Pheonixdown@lemm.ee 1 year ago
Most of your write ups seem decently done if you clicked with the game at all, but if you’re going to continue to review things, you might want to do reign in your personal biases a bit.
Low scores for games you didn’t play or realize you don’t understand the appeal of are pretty bad takes.
Vampire Survivors was quite literally one of the hit games of the year when it came out, to call other games of the genre that are following on its coattails “not really a game” and saying people shouldn’t buy a literal genre is just ridiculous. Is FatalZone trying to be some huge blockbuster, no, it’s just iterating on the survivor concept (same as Deep Rock Galactic is doing, which has more polish but less features than most). The game is literally $5 to buy right now in early access and as one of the many who do enjoy the genre, it’s probably worth the price with the content it has now (unknown if it’ll be same insane value VS has been).

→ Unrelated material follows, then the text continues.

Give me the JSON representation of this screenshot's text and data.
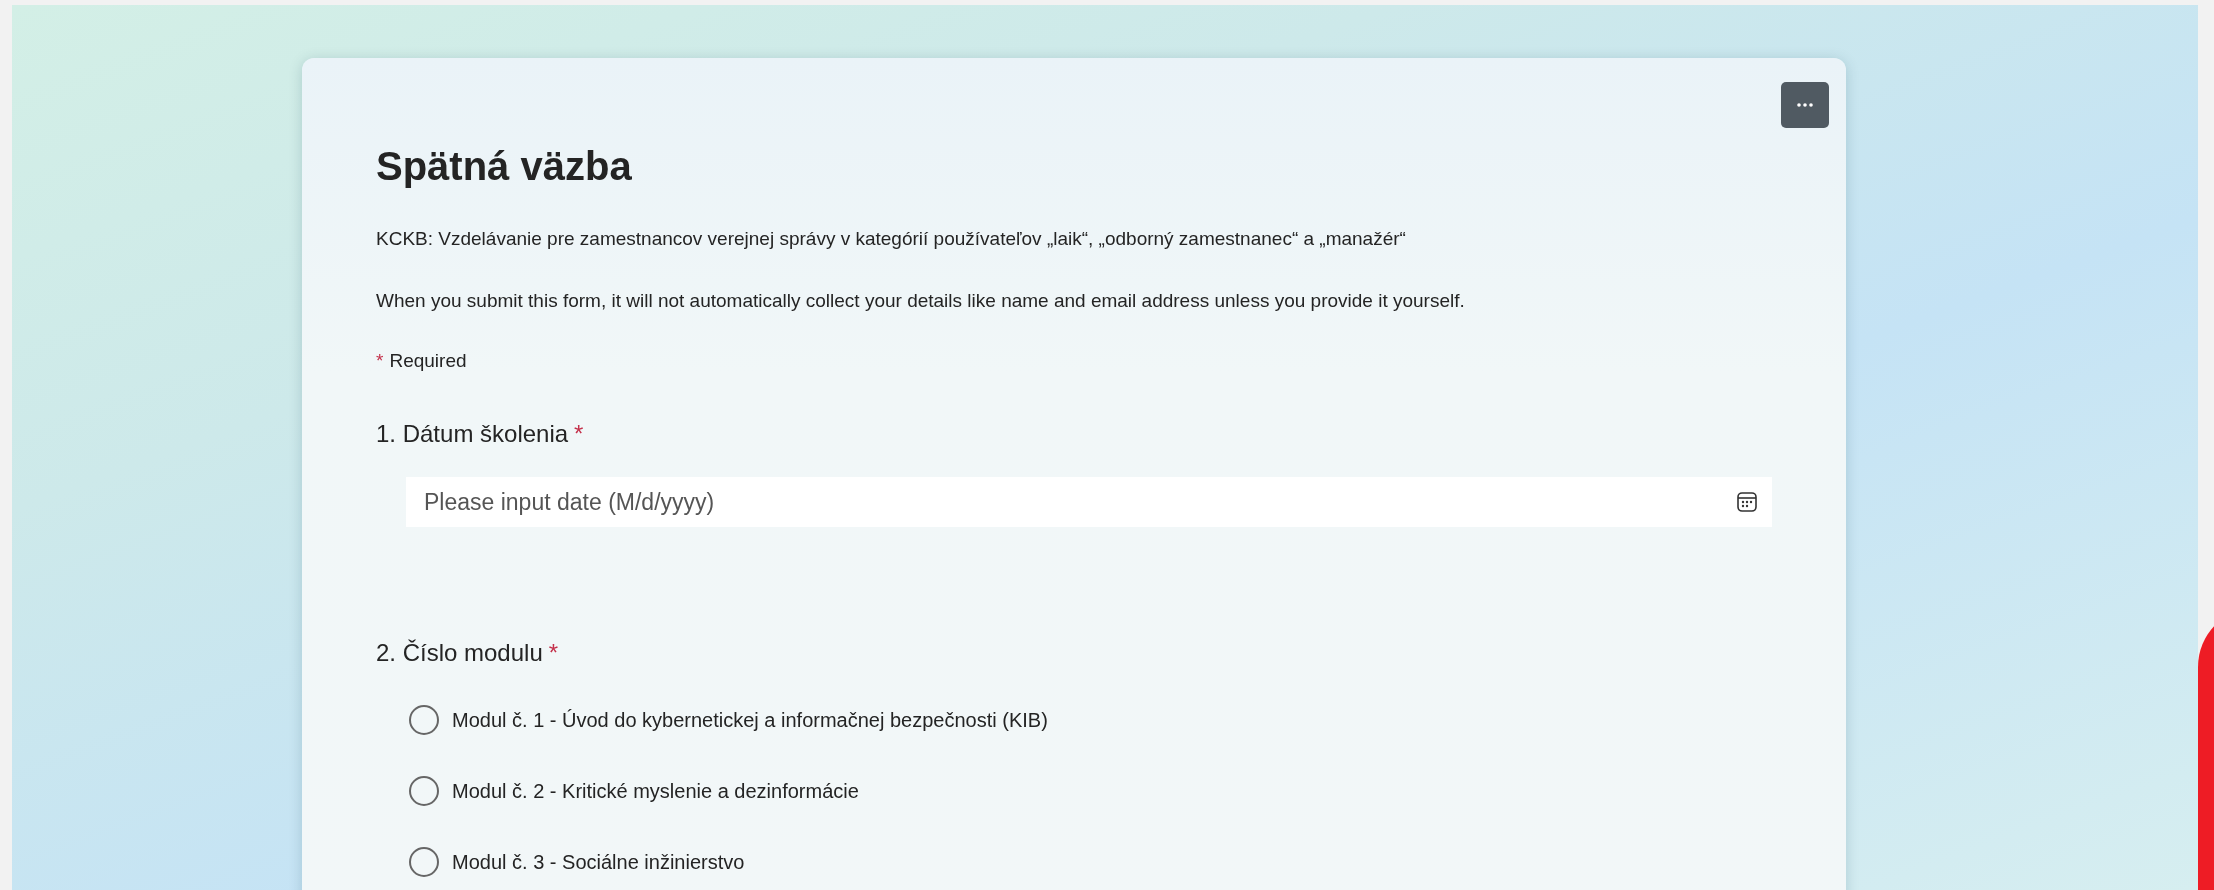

Potatos_are_not_friends@lemmy.world 1 year ago
Hard disagree.
People should have spicy takes. I love when someone goes, “I don’t like Dark Souls because it’s too hard.” Or “Not a fan of gore so Doom isn’t for me”. It tells me more about the writer and seeing their perspective.

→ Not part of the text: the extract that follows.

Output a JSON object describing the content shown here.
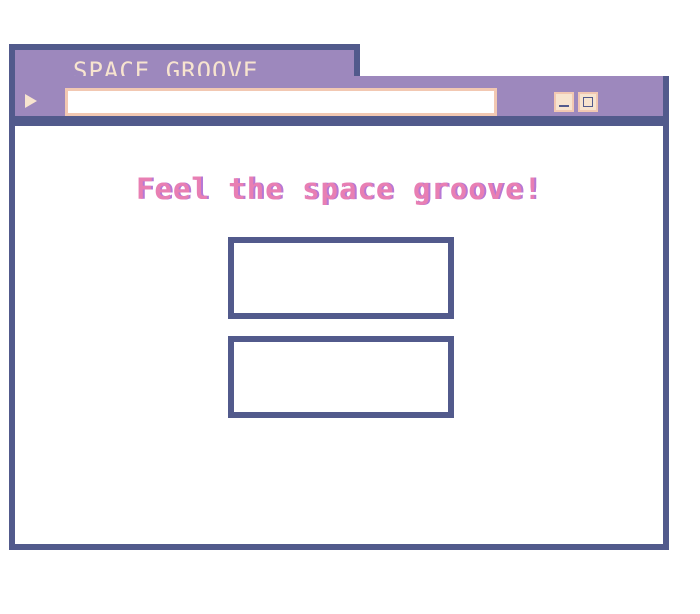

There’s enough annoying fanboys out there. If I wanted a tamed review, Ill go read some gaming blog thats too afraid to piss off their advertisers.

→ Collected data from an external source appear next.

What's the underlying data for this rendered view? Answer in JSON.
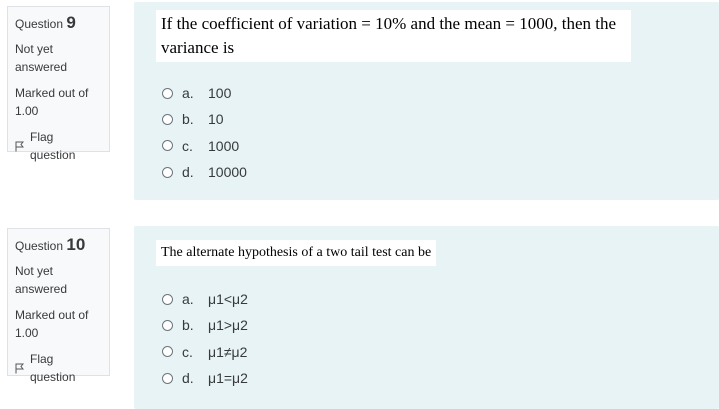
{
  "questions": [
    {
      "info": {
        "label": "Question",
        "number": "9",
        "state": "Not yet answered",
        "grade": "Marked out of 1.00",
        "flag_label": "Flag question"
      },
      "text": "If the coefficient of variation = 10% and the mean = 1000, then the variance is",
      "options": [
        {
          "letter": "a.",
          "value": "100"
        },
        {
          "letter": "b.",
          "value": "10"
        },
        {
          "letter": "c.",
          "value": "1000"
        },
        {
          "letter": "d.",
          "value": "10000"
        }
      ]
    },
    {
      "info": {
        "label": "Question",
        "number": "10",
        "state": "Not yet answered",
        "grade": "Marked out of 1.00",
        "flag_label": "Flag question"
      },
      "text": "The alternate hypothesis of a two tail test can be",
      "options": [
        {
          "letter": "a.",
          "value": "μ1<μ2"
        },
        {
          "letter": "b.",
          "value": "μ1>μ2"
        },
        {
          "letter": "c.",
          "value": "μ1≠μ2"
        },
        {
          "letter": "d.",
          "value": "μ1=μ2"
        }
      ]
    }
  ]
}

Pheonixdown@lemm.ee 1 year ago
“I don’t like X game/genre” is a fine take, calling something you don’t like “not really a game" is not, unless you can really justify it not meeting some minimum criteria to be called a game (doesn’t present a challenge or problem to overcome, doesn’t have a fail-state, has no player agency, etc)
mcforest@kbin.social 1 year ago
Isn't that exactly what lead us to the "every AAA game is an 8/10" meta of current videogame reviewing? I think it's totally valid to make subjective game reviews. Big outlets trying to make their reviews objectives is IMHO the reason why they are totally worthless (for me).
Pheonixdown@lemm.ee 1 year ago
Everyone has a bias and that’s expected and the stating of opinions as opinions is good, the line is stating opinion as fact or review bombing.
I didn’t play it because I didn’t want to log in, isn’t a review of the actual game, it’s at best review bombing against secondary logins. It tells anyone interested in playing the game nothing other than that a secondary login is needed.
The definition of the minimum criteria for what makes a game is pretty nebulous, but survivor styles are well above all but the most disingenuous definitions of what makes a game. Saying it isn’t a game because you don’t enjoy it is not having a bias that causes you to like something less.
The trending of most games to be 7+/10 is largely driven by idiots who tied the success of a game to metacritic scores and publishers who retaliate against games journalists for “hurting” that success by not cooperating with them on future products by providing review codes.
DestinyGrey@lemmy.dbzer0.com 1 year ago
I don’t even know where to begin on the question of “reining in my personal bias”, other than to note all reviews are based on a person’s personal bias, and what they know about the gaming format and industry as a whole. I know it’s a tired trope, but everyone has personal bias, and game/game demo reviews should not try to be objective looks at games (it’s near useless). Reviewers should instead make their experience and opinions known from the start, or throughout the review. That way if their opinions are diametrically opposed, readers who don’t share the same opinions can readily discount it.
Also, while you can empathize with and realize that someone might like a game if they’re into that genre, you can only go so far. I have not played Vampire Survivors, but if it’s anything like FatalZone, I will gleefully state it’s not really a game. Or if I want to be less glib, not really a game I’d recommend for others. Again, for you this might be a good cue to discard my reviews as worthless for you. You should make your own reviews in this subreddit in that case, as it could certainly use more posts.